Desde aquí, veo deambular pasajeros que cambian de trenes llevando a cuestas equipajes voluminosamente llenos de arena de su propio desierto. Miro impávido sus pasos desconcertados, que no saben si hacer caso al instinto básico de permanecer estáticos o a la pulsión inextinguible que nos empuja a cambiar de tiempo y espacio en cada tictac del corazón.

Algunas de esas personas, se alejan de mí sin decir palabra o, lo que duele más, dicen adiós con el imposible en la boca de conservarme a la misma distancia que cuando dijeron hola. Otras giran, sin parar, en su propia órbita, equidistando la longitud de su onda con mi centro escurridizo de gravedad.

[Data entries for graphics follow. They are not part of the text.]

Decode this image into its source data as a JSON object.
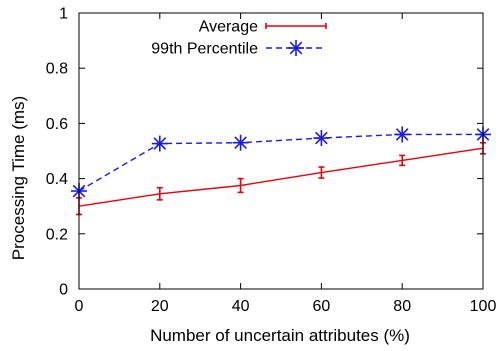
{
  "chart_data": {
    "type": "line",
    "title": "",
    "xlabel": "Number of uncertain attributes (%)",
    "ylabel": "Processing Time (ms)",
    "x": [
      0,
      20,
      40,
      60,
      80,
      100
    ],
    "xlim": [
      0,
      100
    ],
    "ylim": [
      0,
      1
    ],
    "x_ticks": [
      0,
      20,
      40,
      60,
      80,
      100
    ],
    "y_ticks": [
      0,
      0.2,
      0.4,
      0.6,
      0.8,
      1
    ],
    "x_tick_labels": [
      "0",
      "20",
      "40",
      "60",
      "80",
      "100"
    ],
    "y_tick_labels": [
      "0",
      "0.2",
      "0.4",
      "0.6",
      "0.8",
      "1"
    ],
    "grid": false,
    "legend_position": "top-left",
    "series": [
      {
        "name": "Average",
        "color": "#e8000b",
        "line_style": "solid",
        "marker": "errorbar",
        "values": [
          0.3,
          0.345,
          0.375,
          0.422,
          0.466,
          0.51
        ],
        "error": [
          0.03,
          0.022,
          0.025,
          0.02,
          0.018,
          0.02
        ]
      },
      {
        "name": "99th Percentile",
        "color": "#1a1aee",
        "line_style": "dashed",
        "marker": "asterisk",
        "values": [
          0.355,
          0.527,
          0.53,
          0.547,
          0.56,
          0.56
        ]
      }
    ]
  }
}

Y, en este baile de abejas sin colmena, de tanto en tanto, alguna se me acerca hasta traspasar con letras el límite difuso que separa el aquí, el allí y el más allá. Para dejarme la sensación, que no sé si es real o imaginaria, de haber existido un instante en alguna anomalía fronteriza entre el trozo de sueño que llamamos vivir y la parte de vida que consiste en soñar.

Un instante que nos desubica del mundo cuando la memoria lo agiganta o lo achica, lo revuelve y lo transforma sin piedad, siguiendo su propia voluntad insondable, quién sabe si espiritual o tan sólo neuroquímica.

Un paseo único, minúsculo, por la voz de otra vida contigua y tan frágil como la mía. Un instante que hace crepitar el hielo que se me acumula sobre los hombros encogidos al frío de la existencia, en capas sucesivas de soledad.

Pero aquí, latente, esperando que el deshielo del tiempo acabe con el invierno de mi corazón, no puedo evitar la dolorosa sensación de estar anclado, de ir en un tren que no viaja, de no ser yo quien se mueve.

Sino que es la vida, esta otra vida, a donde parece no llegar nunca la primavera, la que, de vez en cuando, me va cambiando el decorado de la estación en la que ahora estoy parado… latente… mirando siempre hacia fuera.